Hacker News new | ask | show | jobs
by breck 2455 days ago
> Do you happen to have an S3 bucket with that data live?

No. However, I'm helping start the Data Curation Core at the AIPHI here (https://aiphi.shepherdresearchlab.org/). Our intent is to be a one stop shop for all medical data in Hawaii. We don't yet have a plan on where we will actually store the public datasets (have solutions for private data), but it sounds like from what you folks are saying S3 is the place, and we should link to it via Quilt. That sounds like a good plan to me.

On a related topic, we just had a paper accepted ("Maternal Cardiovascular-Related Single Nucleotide Polymorphisms, Genes and Pathways Associated with Early-Onset Preeclampsia") with a smaller dataset (in the low TB IIRC) where we were unable to put the data live online publically for privacy reasons, so instead created a strongly typed schema for the data and wrote a method "synthesizeProgram()" to generate fake but correctly typed data so we could publish working code, and other researchers could just swap out the CSVs to get real results. Perhaps that might be a good thing to integrate into Quilt.

2 comments

We have a data curators program on Quilt and I encourage you to apply (page bottom on open.quiltdata.com). For high-value public data sets, AWS's registry of open data will, if accepted, cover the costs of storage and egress. We went through this process with Allen Cell and I'm happy to help.
Great! Done. I'm on the mainland the rest of this month but would love to chat sometime in October.
I just want to give a plug for sharing data in the public cloud and S3 in particular. Jed Sundwall (AWS Global Open Data Lead) sums it up really well: "The cloud completely changes the dynamic for sharing data. When data is shared in the cloud, researchers no longer have to worry about downloading or copying data before getting to work. Instead, they can deploy compute resources on-demand in the cloud, where a single copy of the data is made available. It is much more efficient to move algorithms to where the data is, than to move the data to where the algorithms are, and this makes it cheaper for researchers to ask more questions and experiment often." See the full whitepaper here: https://s3-us-west-2.amazonaws.com/opendata.aws/AWS_Sharing_...
> "It is much more efficient to move algorithms to where the data is, than to move the data to where the algorithms are"

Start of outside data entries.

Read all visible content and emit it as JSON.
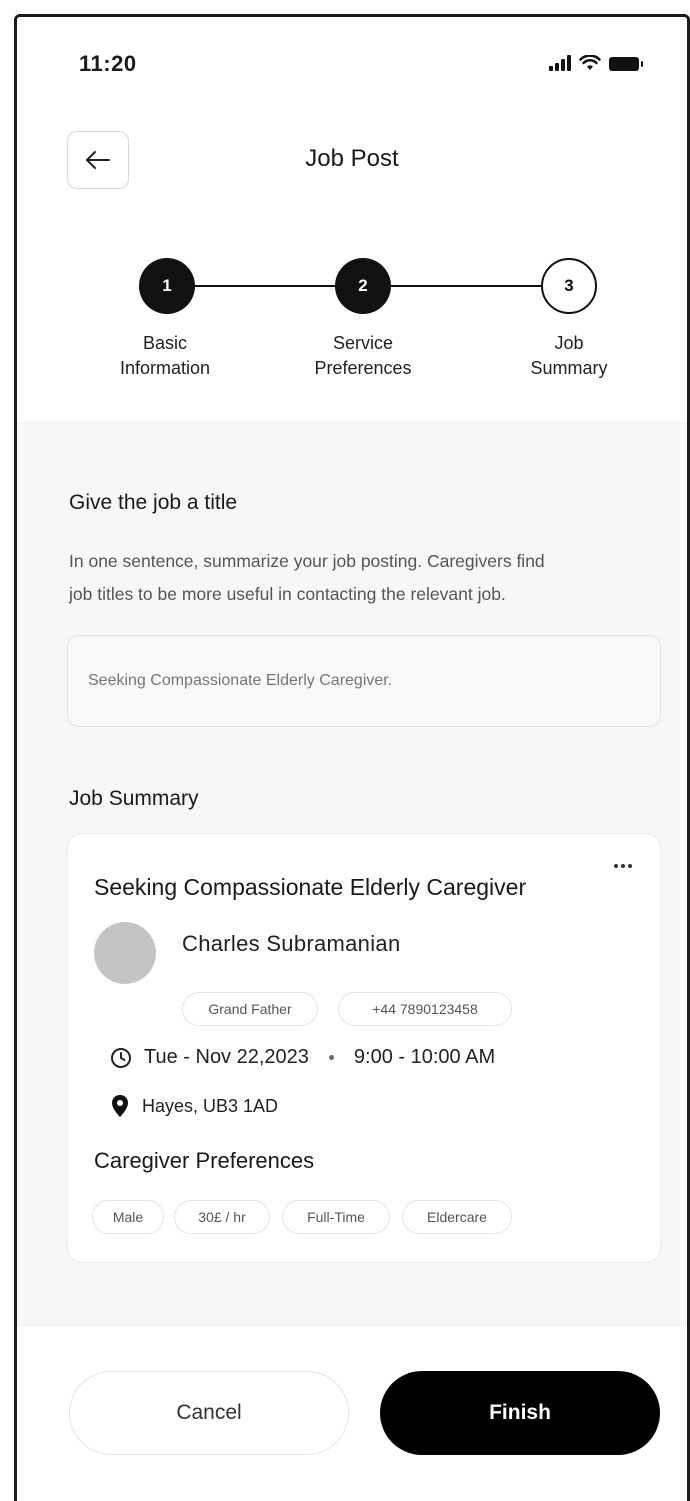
{
  "status_bar": {
    "time": "11:20"
  },
  "header": {
    "title": "Job Post"
  },
  "stepper": [
    {
      "number": "1",
      "label_line1": "Basic",
      "label_line2": "Information",
      "state": "done"
    },
    {
      "number": "2",
      "label_line1": "Service",
      "label_line2": "Preferences",
      "state": "done"
    },
    {
      "number": "3",
      "label_line1": "Job",
      "label_line2": "Summary",
      "state": "current"
    }
  ],
  "title_section": {
    "heading": "Give the job a title",
    "help_line1": "In one sentence, summarize your job posting. Caregivers find",
    "help_line2": "job titles to be more useful in contacting the relevant job.",
    "input_placeholder": "Seeking Compassionate Elderly Caregiver.",
    "input_value": ""
  },
  "summary": {
    "heading": "Job Summary",
    "card": {
      "title": "Seeking Compassionate Elderly Caregiver",
      "person_name": "Charles Subramanian",
      "relation": "Grand Father",
      "phone": "+44 7890123458",
      "date": "Tue - Nov 22,2023",
      "time": "9:00 - 10:00 AM",
      "location": "Hayes, UB3 1AD",
      "preferences_heading": "Caregiver Preferences",
      "preferences": [
        "Male",
        "30£ / hr",
        "Full-Time",
        "Eldercare"
      ]
    }
  },
  "actions": {
    "cancel_label": "Cancel",
    "finish_label": "Finish"
  },
  "colors": {
    "primary": "#000000",
    "background_section": "#f7f7f7",
    "avatar": "#c4c4c4"
  },
  "icons": [
    "back-arrow-icon",
    "signal-icon",
    "wifi-icon",
    "battery-icon",
    "more-icon",
    "clock-icon",
    "location-pin-icon"
  ]
}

I love this quote, thanks. I do try to do things in the cloud as much as possible, but often times it's more practical for TCO reasons to do things locally.

This quote makes me wonder if in the future we'll see some sort of external SSDs with a RasberyPi-like portable GPU hooked up. Some sort of dedicated Storage+Computer USB hybrid.

What I like about our schema/anonymization solution, is you can put fake data and real code online, and then people can make changes to the real code on the cloud, and you can run those reliably on data locally.

There's no doubt that local processing is a lot cheaper than the cloud for a lot of workloads.

That's a very interesting pattern--publishing "fake" (perhaps safe or anonymized) data online along with code to spur research and development then running the enhanced code locally on private (e.g., PII data) on local compute resources.

We hope Quilt packages can play a role to make that easier. The package serves as an interface and layer of abstraction between the code and the data so the same code can be run against the safe or private data.